Foliões do CarnaUOL elegem músicas de Carnaval que marcaram suas vidas

Giselle de Almeida

Do UOL, no Rio

Marchinha, axé, samba-enredo. Todo folião que se preze tem uma música de Carnaval que marcou algum momento da vida. No caso da publicitária Larissa de Souza, 19, e da estudante Gabrielle Rodrigues, 30, o hit "Praieiro", do Jammil (do refrão "tô solteirooo") descreve com perfeição o primeiro Carnaval das duas em muito tempo.

Marcelo de Jesus/UOL
Ao lado da amiga, Larissa de Souza (à direita) diz que está aproveitando a solteirice para curtir o Carnaval
"Saímos de relacionamentos longos e abusivos. Agora estamos aproveitando", conta Larissa, que convidou a amiga de última hora para o CarnaUOL RJ, evento que aconteceu nesta sexta-feira (5), no Jockey Clube, no Rio. A festa entrou na lista de blocos como Empolga às Nove, Banda de Ipanema e Chora me Liga, que vão animar o Carnaval da dupla. "Estamos mais preocupadas com o copo cheio do que com a pegação", brinca Gabrielle.

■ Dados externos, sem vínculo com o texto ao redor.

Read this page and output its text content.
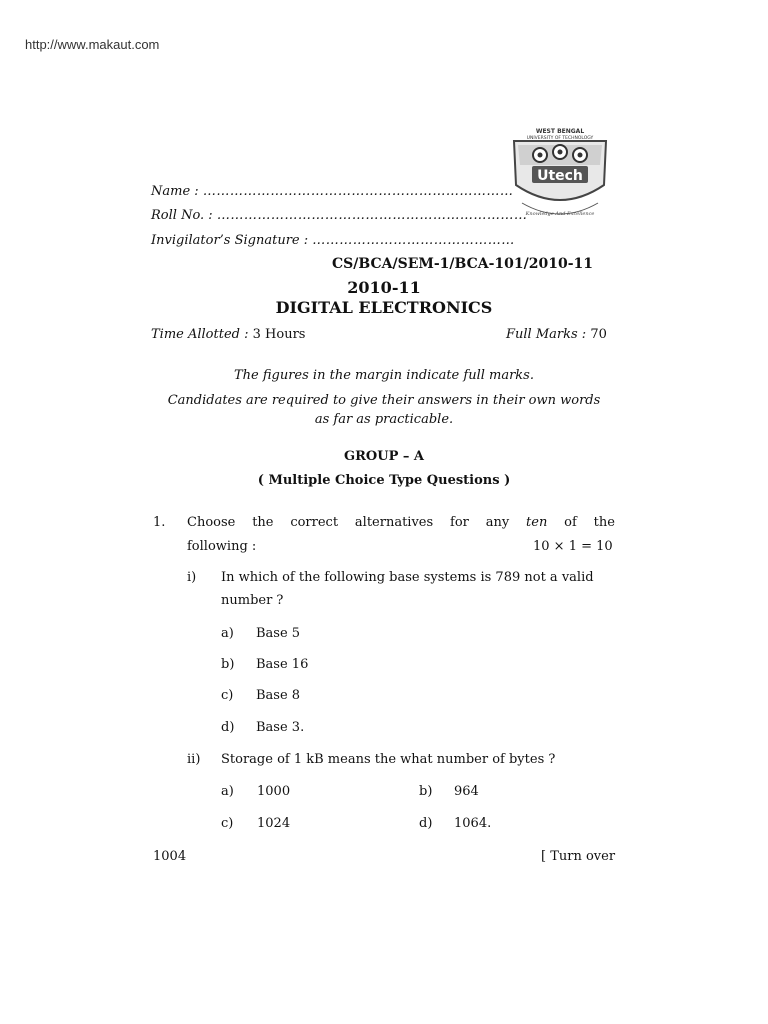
http://www.makaut.com
WEST BENGAL
UNIVERSITY OF TECHNOLOGY
Utech
Knowledge And Excellence
Name : ……………………………………………………………
Roll No. : ……………………………………………………………
Invigilator’s Signature : ………………………………………
CS/BCA/SEM-1/BCA-101/2010-11
2010-11
DIGITAL ELECTRONICS
Time Allotted : 3 Hours	Full Marks : 70
The figures in the margin indicate full marks.
Candidates are required to give their answers in their own words
as far as practicable.
GROUP – A
( Multiple Choice Type Questions )
1. Choose the correct alternatives for any ten of the
following :	10 × 1 = 10
i) In which of the following base systems is 789 not a valid
number ?
a) Base 5
b) Base 16
c) Base 8
d) Base 3.
ii) Storage of 1 kB means the what number of bytes ?
a) 1000	b) 964
c) 1024	d) 1064.
1004	[ Turn over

Flamenguista roxa, do tipo que tem o nome do time tatuado no ombro, a museóloga Keyla Waltz, 27, escolheu "Sorte Grande", de Ivete Sangalo, como sua música de Carnaval. Cantada pela torcida rubro-negra nos estádios, a canção ficou associada de vez ao clube. "Sou tão apaixonada que chego a ter taquicardia. Até parei de ver os jogos recentemente", conta.

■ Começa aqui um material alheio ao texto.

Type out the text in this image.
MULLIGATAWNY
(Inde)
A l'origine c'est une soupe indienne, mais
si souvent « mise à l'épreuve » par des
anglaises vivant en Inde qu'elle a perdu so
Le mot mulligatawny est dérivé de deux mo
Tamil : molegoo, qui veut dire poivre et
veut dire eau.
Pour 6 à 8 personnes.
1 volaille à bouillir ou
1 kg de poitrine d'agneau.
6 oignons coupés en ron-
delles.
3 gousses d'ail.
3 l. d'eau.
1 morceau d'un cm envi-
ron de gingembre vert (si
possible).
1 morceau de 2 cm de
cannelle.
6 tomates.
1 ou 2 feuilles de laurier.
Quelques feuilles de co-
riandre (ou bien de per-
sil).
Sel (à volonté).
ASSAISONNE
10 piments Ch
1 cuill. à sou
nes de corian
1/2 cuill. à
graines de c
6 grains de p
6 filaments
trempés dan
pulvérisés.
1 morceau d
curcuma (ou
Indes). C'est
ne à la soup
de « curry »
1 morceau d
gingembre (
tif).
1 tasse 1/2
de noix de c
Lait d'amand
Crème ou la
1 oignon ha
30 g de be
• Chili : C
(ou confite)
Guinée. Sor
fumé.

Sucesso absoluto na Bahia, o recente "Paredão Metralhadora" já virou o hino da conselheira tributária Carla Leite, 34, natural de Salvador e moradora do Rio. "A mulher tem o poder. Está pagando as contas e pegando quem quiser", diz ela, recém-divorciada e "namorando todo mundo".

A amiga, a também baiana Daniela Lima, 38, não pensou duas vezes antes de citar "Não Vou Chorar", do Chiclete com Banana. "Terminei um relacionamento de dez anos. A vida é assim, tudo é eterno enquanto dura. Não me arrependo de nada. Vida que segue", afirma.

Marcelo de Jesus/UOL
A conselheira tributária Carla Leite (à esq.) elegeu o hit "Paredão Metralhadora" o seu hino: "A mulher tem o poder"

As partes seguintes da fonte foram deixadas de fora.